Fielding exposed the use of child labour in Bangladesh by Levis and in India by C&A. Tory minister Michael Mates was forced to resign after Fielding revealed he had given fugitive financier Asil Nadir an inscribed watch. At the Sunday Times he played a significant role in the recovery of a stolen Enigma coding machine from Bletchley Park. Together with al-Jazeera journalist Yosri Fouda he reported the only interviews ever freely given by the main organisers of the 9/11 attacks on America – Ramzi bin al-Shibh and Khalid Sheikh Mohammed.

He now works as a reporter for the investigative news website Exaro.

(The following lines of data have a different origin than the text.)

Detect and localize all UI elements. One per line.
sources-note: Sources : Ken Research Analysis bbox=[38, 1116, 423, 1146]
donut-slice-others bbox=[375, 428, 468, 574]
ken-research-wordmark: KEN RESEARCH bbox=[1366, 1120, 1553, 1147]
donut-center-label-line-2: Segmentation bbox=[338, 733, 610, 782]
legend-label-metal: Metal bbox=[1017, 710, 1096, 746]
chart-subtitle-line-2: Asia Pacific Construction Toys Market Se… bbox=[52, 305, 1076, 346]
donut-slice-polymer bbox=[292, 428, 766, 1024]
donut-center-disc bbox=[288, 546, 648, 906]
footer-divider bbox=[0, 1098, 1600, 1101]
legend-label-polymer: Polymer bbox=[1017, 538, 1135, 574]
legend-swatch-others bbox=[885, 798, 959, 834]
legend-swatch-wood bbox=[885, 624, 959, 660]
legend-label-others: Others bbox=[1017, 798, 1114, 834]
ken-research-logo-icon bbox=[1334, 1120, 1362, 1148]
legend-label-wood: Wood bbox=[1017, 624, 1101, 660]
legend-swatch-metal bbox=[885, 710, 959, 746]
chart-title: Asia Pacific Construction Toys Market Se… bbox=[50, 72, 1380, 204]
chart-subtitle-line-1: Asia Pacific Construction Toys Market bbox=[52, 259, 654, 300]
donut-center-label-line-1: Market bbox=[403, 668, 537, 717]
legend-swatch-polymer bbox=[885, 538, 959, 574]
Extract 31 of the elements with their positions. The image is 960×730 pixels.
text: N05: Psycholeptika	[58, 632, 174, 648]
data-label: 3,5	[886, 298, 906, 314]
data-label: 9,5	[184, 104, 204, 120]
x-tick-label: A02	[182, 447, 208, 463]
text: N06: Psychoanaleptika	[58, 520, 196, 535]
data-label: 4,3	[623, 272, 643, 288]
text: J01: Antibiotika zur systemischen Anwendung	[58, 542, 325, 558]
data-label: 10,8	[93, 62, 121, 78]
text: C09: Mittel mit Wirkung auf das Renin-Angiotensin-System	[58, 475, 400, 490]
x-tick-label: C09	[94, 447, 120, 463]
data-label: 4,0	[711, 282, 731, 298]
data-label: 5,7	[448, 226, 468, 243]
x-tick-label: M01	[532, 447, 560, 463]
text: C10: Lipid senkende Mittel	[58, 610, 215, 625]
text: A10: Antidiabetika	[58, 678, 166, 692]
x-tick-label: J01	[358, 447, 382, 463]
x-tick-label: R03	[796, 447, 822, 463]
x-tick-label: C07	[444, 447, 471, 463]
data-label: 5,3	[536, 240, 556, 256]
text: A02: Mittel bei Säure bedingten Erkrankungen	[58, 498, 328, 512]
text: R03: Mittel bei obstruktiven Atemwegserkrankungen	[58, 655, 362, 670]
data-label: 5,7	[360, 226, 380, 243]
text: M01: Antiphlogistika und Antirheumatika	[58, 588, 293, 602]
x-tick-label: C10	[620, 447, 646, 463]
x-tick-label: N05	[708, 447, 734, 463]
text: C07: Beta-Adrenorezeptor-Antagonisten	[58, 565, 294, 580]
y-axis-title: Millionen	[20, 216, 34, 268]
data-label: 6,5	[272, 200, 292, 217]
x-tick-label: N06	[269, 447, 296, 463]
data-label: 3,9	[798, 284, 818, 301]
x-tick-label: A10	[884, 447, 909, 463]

He recently uncovered a cache of long-hidden documents which revealed the extent of the child sexual abuse that took place at Knowl View school - the school founded by the disgraced paedophile MP Cyril Smith.

He was launch editor for the online magazine, China Outlook, and he writes the Circling the Lions Den blog about Afghanistan.

==Books==
In October 1999 Nick Fielding's book Defending the Realm: MI5 and the Shayler Affair (together with Mark Hollingsworth) was published by Andre Deutsch Ltd.

In May 2003 Fielding's book Masterminds of Terror: The Truth Behind the Most Devastating Terrorist Attack the World Has Ever Seen (together with Yosri Fouda) was published by Arcade Publishing.